Troy in Nicosia:The Women's War


History was made on Sunday 17 November 2019 in Nicosia, Cyprus. The story of the fall of Troy was heard in the National Theatre entirely in the voices of women. The ten-hour staged reading of a Greek translation of Natalie Haynes’ powerful novel A Thousand Ships, translated, directed and stage-managed by an all-female team, led by my own former PhD student Magdalena Zira and Athenetta Kasiou, was sold out. Women claimed this ancient story decisively for themselves.

Over the centuries, many women have been involved with translating, adapting and performing Homer’s Odyssey, regarded as somehow lighter, less profound and more domestically focussed than the Iliad. A very few brave women have discussed, translated and adapted the Iliad, despite its heavy emphasis on testosterone-driven conflict.

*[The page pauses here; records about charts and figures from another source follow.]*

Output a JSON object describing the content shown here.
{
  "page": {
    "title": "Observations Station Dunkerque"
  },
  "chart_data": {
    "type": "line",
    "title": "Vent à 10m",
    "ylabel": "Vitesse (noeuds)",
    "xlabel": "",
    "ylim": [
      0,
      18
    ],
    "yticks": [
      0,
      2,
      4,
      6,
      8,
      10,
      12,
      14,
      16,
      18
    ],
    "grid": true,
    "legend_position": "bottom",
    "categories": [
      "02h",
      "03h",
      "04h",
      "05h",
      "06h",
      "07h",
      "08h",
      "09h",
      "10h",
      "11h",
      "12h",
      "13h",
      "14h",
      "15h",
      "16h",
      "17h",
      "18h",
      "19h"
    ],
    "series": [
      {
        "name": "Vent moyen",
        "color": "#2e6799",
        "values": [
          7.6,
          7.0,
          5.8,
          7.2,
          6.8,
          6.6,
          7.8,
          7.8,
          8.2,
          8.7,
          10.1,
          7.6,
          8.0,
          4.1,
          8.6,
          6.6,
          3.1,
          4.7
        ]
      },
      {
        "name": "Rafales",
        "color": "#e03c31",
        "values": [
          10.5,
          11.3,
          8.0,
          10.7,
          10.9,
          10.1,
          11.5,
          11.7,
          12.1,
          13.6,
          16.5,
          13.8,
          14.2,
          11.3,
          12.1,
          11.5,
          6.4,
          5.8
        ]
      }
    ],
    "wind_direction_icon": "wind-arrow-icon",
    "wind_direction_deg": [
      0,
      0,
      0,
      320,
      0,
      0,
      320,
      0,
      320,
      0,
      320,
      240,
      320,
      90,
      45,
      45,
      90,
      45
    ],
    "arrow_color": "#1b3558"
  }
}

A friend and former student of mine named Lynn Kozak performed the entire Iliad in a Montreal bar while pregnant.

But Sunday’s collective act of taking all power over the Troy narrative away from a male bardic narrator and his dominantly male agents/speakers was breathtakingly radical. Haynes’ novel scours other ancient sources to fill out her beautifully drawn female characters.

We hear the Muse’s frustration with Homer’s androcentric focus. We hear from women who were killed before and during the war (Iphigenia, Polyxena, Creusa). We hear from women whose entire families were butchered yet who must cope with being sexually coerced by the conquerors. We hear from the Amazon Penthesilea, the nymph Oenone, the goddess Gaia, several widows, bereaved mothers, and Penelope, stranded in Ithaca for twenty years with a child, an ageing father-in-law, and a hundred unwanted male squatters.

The effect, when delivered by expert women actors (the standout was Nede Antoniades’ blistering, witty Penelope), was that of a grand tragic oratorio. It retained all the stately grandeur and heartrending humanity of Homer’s poem, but opened up a whole world of female suffering (and child suffering), courage and resilience. This made the ghastly consequences of the Trojan War seem even more universally significant.

The emotional electricity in the beautifully restored old auditorium was palpable. The event was epic in every sense of the term. I was thrilled to be present and so high by the conclusion that I sang Flower of Scotland rather too loudly with some victorious Scottish football fans (female of course) in a taverna later. Because The Night, like Homeric Epic, belongs to Women too.